The most recent round of protests began Friday after a judge acquitted former St. Louis police officer Jason Stockley, who is white, of murder in the death of a black drug suspect, Anthony Lamar Smith.

In Ferguson, police drew heavy criticism for their militarized response to protests after unarmed 18-year-old Michael Brown, who was black, was fatally shot on Aug. 9, 2014, by white officer Darren Wilson, who was not charged and later resigned.

This time around, officers standing near protests do not respond to verbal abuse, nor do they intervene when demonstrators engage in minor civil disobedience like blocking streets. In fact, officers reroute traffic to keep them safe.

At times in Ferguson, police would converge on protesters throwing things at them or breaking windows, then allow the protest to continue. But now, once things take a turn for the worse, authorities declare that the protest is over.

David Klinger, a University of Missouri-St. Louis criminologist and former Los Angeles police officer, said officers face a difficult task because they do not want to break up a protest without cause, but they must act quickly to protect people and property when things go awry.

"The key to managing a gathering is to move in and catch it at that moment," Klinger said. "When rocks and bottles start coming or people start smashing cars or windows, that's the inflection point."

When the trouble begins, additional officers quickly arrive from staging areas, with shields, helmets and gas masks. They form lines blocking streets. An officer on a bullhorn announces that the demonstration is no longer a lawful assembly and order people to disperse.

Then the police lines start to close in, and arrests are made. The process is aimed at containing people into a limited area — a practice known as "kettling." But it has drawn objections from those who say it ensnares innocent people who cannot escape and subjects them to rough treatment that can include being struck by officers and pepper sprayed, not to mention detained for hours.

The tactics were used Sunday when, after a long and peaceful day of protests, about 100 people lingered and marched into downtown St. Louis. A small number of those in the group broke windows, smashed concrete flower pots and threw things at police.

Hundreds of officers in riot gear emerged and eventually encircled the group. When officers began tapping batons in unison, it seemed like a signal to move in.

Many of the 123 people arrested were caught in the kettle. But some were not protesters. Some said they were just bystanders. At least one was a journalist.

In fact, all but three of the 123 arrests were for the municipal citation "failure to disperse." One man was arrested for resisting arrest, one for disturbing the peace and one for riding a bike on a sidewalk. No one was charged with assaulting an officer or destroying property.

St. Louis Post-Dispatch journalist Mike Faulk told the newspaper he heard repeated commands to "move back" but had nowhere to go. He said officers knocked him down, and he was pepper sprayed in the face.
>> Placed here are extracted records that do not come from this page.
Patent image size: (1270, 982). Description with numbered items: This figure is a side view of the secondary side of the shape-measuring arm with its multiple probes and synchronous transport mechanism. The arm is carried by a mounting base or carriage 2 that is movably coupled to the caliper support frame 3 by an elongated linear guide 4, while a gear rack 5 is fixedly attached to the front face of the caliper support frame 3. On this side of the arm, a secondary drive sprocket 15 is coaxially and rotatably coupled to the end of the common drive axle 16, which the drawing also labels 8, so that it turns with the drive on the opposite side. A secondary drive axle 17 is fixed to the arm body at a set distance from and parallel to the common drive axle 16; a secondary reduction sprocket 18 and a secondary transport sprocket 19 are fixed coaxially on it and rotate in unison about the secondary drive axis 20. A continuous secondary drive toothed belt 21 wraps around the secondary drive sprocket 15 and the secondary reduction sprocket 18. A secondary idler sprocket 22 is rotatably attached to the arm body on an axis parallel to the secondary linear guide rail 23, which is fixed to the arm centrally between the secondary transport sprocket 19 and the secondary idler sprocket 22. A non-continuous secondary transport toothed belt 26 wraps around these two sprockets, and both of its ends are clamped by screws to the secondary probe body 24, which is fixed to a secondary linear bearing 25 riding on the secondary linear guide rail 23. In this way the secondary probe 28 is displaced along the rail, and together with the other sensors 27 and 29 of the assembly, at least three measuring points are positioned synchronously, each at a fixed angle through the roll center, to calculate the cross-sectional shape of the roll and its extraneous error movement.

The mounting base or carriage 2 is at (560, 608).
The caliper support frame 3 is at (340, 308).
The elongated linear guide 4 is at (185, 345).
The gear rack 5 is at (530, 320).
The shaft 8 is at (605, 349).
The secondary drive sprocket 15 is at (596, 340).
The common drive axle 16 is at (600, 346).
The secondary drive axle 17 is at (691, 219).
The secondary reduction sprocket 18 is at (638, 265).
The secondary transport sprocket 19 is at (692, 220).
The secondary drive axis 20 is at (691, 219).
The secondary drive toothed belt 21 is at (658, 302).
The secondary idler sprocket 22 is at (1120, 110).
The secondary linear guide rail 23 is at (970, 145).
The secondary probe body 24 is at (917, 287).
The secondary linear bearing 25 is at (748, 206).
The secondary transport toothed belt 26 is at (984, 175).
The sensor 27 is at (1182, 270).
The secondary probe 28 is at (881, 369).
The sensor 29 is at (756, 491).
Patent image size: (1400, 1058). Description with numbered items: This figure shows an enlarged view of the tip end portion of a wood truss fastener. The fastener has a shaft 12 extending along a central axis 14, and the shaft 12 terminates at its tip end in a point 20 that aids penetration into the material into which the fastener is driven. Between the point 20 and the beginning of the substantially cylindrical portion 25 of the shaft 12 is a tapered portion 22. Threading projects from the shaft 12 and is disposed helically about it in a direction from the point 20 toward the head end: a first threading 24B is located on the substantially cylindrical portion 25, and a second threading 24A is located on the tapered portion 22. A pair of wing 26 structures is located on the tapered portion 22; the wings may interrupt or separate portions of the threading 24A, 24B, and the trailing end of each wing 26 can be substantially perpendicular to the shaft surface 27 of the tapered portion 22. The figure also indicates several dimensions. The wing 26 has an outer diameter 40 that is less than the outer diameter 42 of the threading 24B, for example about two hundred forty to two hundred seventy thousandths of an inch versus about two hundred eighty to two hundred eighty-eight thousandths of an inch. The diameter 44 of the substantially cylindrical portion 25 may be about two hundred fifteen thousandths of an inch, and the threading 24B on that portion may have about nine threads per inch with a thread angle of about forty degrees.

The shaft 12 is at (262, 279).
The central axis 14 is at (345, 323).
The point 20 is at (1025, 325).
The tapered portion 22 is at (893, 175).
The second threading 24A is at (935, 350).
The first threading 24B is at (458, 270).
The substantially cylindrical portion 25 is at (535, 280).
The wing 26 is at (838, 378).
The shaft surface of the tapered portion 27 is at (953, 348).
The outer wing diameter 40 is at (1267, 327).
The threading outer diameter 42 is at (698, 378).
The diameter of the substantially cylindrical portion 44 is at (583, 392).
Some arrested protesters said they were roughed up.

Sean Porter, 25 of St. Louis, said he could not leave despite the order to disperse because police blocked every corner.

"They threw us on the ground, sprayed us, hit us, everything," Porter said. "It was tragic."

St. Louis police said in a statement that the new tactics are deployed "when criminal activity arises" and that "escalation depends on the level of aggression."

The kettling process has been used on protesters before, including at demonstrations on the day President Donald Trump was inaugurated, when 230 people were arrested in Washington, D.C. The ACLU alleged in a lawsuit that many of those arrested were innocent people.

The ACLU is considering a lawsuit over the St. Louis arrests, ACLU of Missouri attorney Anthony Rothert said.

Protesters were also angered by police chanting "Whose streets? Our streets!" Sunday night, a chant captured on video and posted on social media. It's one of the many chants common during demonstrations.

St. Louis police spokeswoman Schron Jackson said the department is reviewing the footage.

"We hold our officers to the highest standards of professionalism and any officer not meeting those standards will be held accountable," she said.

In a statement issued Tuesday, Mayor Lyda Krewson said the police department's internal affairs division is reviewing complaints of misconduct. Although officers are working long hours in "tense and hostile situations," she said, the mayor and the chief expect them to "conduct themselves professionally."

Despite the occasional flare-ups, St. Louis County police spokesman McGuire said the protests are a far cry from those in Ferguson.

"We're not getting shot at this go-around," McGuire said. "The main difference now is the gunshots and the looting aren't happening."